Hydatid tapeworm – Hydatid tapeworm is a major risk to people. Hydatid infestation in people can cause the formation of hydatid cysts anywhere in the body, and this can be life-threatening. A good quality intestinal wormer given on schedule will reduce the risk of contracting hydatid tapeworm, as well as not feeding your pets sheep or kangaroo offal.
So, when should you worm your pet?
Puppies, and small dogs, are the most seriously affected when it comes to worms, as they have a small bodyweight and a small blood volume. So a dozen worms in a puppy will do much more damage than a dozen worms in an adult.

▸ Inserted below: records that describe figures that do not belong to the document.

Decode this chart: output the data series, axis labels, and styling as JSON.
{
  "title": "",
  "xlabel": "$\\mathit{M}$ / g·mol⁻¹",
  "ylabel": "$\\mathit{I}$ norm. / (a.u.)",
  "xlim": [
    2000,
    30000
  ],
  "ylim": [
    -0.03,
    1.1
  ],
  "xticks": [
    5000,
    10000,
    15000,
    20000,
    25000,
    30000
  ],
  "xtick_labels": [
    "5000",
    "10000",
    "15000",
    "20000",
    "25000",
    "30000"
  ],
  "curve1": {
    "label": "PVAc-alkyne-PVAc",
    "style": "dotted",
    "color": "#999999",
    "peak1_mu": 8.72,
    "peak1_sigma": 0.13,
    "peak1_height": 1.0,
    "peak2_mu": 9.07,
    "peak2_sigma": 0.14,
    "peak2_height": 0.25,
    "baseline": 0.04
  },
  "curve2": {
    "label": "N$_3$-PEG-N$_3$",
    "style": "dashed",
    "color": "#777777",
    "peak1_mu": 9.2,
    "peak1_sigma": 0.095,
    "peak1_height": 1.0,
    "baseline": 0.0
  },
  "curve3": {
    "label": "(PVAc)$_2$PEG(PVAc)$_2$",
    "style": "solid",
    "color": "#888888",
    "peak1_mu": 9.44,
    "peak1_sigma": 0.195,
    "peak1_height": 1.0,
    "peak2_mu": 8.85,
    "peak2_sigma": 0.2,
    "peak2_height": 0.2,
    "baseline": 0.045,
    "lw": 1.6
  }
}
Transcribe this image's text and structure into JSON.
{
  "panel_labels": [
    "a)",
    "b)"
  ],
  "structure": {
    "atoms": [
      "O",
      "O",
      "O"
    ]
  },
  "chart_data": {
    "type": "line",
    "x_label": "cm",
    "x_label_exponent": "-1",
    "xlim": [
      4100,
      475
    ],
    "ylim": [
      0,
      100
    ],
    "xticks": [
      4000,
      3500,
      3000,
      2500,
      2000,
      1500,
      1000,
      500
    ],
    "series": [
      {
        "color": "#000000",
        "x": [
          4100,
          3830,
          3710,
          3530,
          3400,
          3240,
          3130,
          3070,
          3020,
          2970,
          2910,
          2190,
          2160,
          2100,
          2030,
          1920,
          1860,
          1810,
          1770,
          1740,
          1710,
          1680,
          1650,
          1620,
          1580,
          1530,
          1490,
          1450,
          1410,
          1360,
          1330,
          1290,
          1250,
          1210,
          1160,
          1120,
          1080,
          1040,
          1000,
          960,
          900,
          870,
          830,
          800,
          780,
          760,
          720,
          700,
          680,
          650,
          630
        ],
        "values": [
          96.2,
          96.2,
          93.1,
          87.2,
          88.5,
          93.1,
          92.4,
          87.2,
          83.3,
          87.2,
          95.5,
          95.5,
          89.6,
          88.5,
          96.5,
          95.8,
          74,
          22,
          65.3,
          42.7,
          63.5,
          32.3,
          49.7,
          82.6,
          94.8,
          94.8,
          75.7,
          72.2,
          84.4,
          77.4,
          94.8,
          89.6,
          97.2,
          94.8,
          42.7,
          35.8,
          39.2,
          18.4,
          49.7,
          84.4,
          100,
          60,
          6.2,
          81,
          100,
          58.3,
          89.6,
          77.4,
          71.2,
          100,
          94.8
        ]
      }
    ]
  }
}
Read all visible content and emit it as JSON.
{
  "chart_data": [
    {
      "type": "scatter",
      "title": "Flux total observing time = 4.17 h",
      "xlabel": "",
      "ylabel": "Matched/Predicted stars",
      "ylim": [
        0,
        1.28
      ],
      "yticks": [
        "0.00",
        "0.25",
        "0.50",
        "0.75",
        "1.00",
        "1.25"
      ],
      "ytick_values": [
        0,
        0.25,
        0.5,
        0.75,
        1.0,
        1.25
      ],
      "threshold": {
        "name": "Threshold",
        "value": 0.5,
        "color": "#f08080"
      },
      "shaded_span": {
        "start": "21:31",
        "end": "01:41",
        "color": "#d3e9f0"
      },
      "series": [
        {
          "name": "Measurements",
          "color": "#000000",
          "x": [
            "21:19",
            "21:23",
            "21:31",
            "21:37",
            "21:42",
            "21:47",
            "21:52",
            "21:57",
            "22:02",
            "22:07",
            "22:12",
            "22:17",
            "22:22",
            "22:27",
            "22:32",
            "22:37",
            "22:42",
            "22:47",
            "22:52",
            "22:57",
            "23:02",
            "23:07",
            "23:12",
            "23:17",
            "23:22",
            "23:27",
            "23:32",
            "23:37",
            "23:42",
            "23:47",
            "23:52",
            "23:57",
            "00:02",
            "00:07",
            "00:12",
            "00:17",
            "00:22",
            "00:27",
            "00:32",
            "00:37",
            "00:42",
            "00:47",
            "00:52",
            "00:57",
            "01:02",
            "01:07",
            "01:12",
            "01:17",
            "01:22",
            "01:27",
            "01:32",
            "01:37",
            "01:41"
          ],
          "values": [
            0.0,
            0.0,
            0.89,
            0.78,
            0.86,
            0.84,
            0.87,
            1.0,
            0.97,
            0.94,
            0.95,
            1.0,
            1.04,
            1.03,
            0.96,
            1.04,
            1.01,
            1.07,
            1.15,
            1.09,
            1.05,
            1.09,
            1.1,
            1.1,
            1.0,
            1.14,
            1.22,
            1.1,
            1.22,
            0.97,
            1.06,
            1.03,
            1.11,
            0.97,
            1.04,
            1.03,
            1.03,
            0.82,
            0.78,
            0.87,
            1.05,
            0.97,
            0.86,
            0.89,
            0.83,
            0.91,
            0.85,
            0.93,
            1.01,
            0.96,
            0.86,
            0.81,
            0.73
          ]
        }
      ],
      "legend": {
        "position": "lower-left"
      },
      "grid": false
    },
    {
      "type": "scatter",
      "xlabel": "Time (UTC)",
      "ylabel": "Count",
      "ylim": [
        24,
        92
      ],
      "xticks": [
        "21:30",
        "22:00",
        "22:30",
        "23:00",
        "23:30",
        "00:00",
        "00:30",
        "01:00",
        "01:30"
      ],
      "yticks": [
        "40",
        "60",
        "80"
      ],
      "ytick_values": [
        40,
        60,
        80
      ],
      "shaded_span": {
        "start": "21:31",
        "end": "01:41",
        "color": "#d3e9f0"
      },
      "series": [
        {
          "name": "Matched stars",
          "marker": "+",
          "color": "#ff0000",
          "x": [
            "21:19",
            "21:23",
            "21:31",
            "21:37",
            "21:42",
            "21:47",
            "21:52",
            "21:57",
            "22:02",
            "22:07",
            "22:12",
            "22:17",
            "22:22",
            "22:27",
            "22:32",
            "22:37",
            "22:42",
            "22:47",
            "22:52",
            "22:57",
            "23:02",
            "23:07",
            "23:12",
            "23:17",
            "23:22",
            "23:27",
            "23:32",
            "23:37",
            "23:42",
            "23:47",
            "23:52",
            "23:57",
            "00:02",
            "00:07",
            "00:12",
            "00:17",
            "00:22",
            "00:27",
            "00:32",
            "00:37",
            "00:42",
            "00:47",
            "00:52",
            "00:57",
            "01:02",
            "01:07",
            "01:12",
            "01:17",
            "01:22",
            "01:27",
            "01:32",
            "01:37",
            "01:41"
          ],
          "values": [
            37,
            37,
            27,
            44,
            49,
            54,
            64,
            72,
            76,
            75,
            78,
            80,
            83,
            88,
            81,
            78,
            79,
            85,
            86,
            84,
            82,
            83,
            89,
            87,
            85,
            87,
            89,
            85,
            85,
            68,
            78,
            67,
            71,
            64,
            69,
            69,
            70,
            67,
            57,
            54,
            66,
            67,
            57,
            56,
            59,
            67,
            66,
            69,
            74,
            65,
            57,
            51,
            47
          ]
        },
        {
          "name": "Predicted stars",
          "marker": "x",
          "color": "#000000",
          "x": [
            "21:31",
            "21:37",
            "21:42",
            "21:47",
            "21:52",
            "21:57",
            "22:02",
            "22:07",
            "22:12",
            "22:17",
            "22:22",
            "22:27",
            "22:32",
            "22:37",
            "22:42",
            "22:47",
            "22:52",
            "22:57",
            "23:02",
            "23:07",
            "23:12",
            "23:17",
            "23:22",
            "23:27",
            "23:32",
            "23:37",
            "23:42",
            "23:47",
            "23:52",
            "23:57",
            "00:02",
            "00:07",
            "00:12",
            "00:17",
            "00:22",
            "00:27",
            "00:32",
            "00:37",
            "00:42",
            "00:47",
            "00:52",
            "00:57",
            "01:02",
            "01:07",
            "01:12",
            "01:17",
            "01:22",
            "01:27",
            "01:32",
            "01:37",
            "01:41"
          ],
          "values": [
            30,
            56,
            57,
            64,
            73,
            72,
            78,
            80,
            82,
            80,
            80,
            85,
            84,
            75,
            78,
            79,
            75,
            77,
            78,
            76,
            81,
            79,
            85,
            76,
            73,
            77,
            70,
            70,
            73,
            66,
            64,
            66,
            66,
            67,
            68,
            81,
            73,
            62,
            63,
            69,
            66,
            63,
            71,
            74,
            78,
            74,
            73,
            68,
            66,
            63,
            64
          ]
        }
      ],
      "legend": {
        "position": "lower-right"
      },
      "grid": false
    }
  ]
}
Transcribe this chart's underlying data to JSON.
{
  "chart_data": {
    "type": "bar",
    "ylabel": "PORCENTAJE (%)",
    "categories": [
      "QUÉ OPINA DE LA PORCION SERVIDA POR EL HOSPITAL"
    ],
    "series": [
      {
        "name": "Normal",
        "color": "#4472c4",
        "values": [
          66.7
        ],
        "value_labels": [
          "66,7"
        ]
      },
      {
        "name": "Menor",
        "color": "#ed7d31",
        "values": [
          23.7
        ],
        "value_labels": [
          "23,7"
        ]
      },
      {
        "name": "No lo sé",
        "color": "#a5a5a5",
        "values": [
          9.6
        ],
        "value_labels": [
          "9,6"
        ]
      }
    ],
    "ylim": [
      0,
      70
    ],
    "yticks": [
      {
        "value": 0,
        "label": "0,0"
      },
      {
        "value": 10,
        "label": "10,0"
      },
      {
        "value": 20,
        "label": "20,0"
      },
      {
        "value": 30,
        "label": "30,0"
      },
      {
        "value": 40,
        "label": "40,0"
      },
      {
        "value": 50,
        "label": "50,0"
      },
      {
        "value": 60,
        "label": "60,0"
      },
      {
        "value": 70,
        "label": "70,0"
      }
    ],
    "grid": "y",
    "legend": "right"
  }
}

For this reason, a strategic worming schedule is vital to the health of your pet, and family.
Puppies and kittens should be wormed every two weeks until 12 weeks of age (Hookworms, whipworms and roundworms hatch from an egg at 6 – 8 and 12 weeks respectively after infestation). After 12 weeks of age, you should worm your puppies and kittens every month until they are 6 months old, then every 3 months.
Adult dogs and cats can be treated every 3 months for intestinal worms.
Breeding bitches and queens need a varied schedule, to prevent worm eggs being passed on to young puppies and kittens. They require a dose prior to mating and 10 days before giving birth. Bitches may then be wormed from three months after the last dose, however queens will require worming 2 and 4 weeks after kittening.
Paralysis ticks are very dangerous parasites, which are especially prevalent in the spring-summer months, but can be present all year round. Adult paralysis ticks can vary in size, from unengorged at 4mm long to 14mm long in a fully engorged female. They are generally grey in colour, with yellow – brown legs. These ticks are the most dangerous of all Australian ticks, and can cause difficulty walking, respiratory difficulty, paralysis of the heart and laryngeal muscles, then death.
Prevention is available in the following forms:
- Frontline Original, Spray or Plus – These must be applied every two weeks to be effective. This is the only tick prevention safe to use in cats.
- Advantix – These must be applied every two weeks to be effective. This product must not be applied to cats, as it is toxic.
- Preventic or Killtix collars – These collars are generally quite effective however are affected by environmental conditions. They must not be ingested, nor allowed to get wet. They are not to be worn by cats, as it is toxic to cats.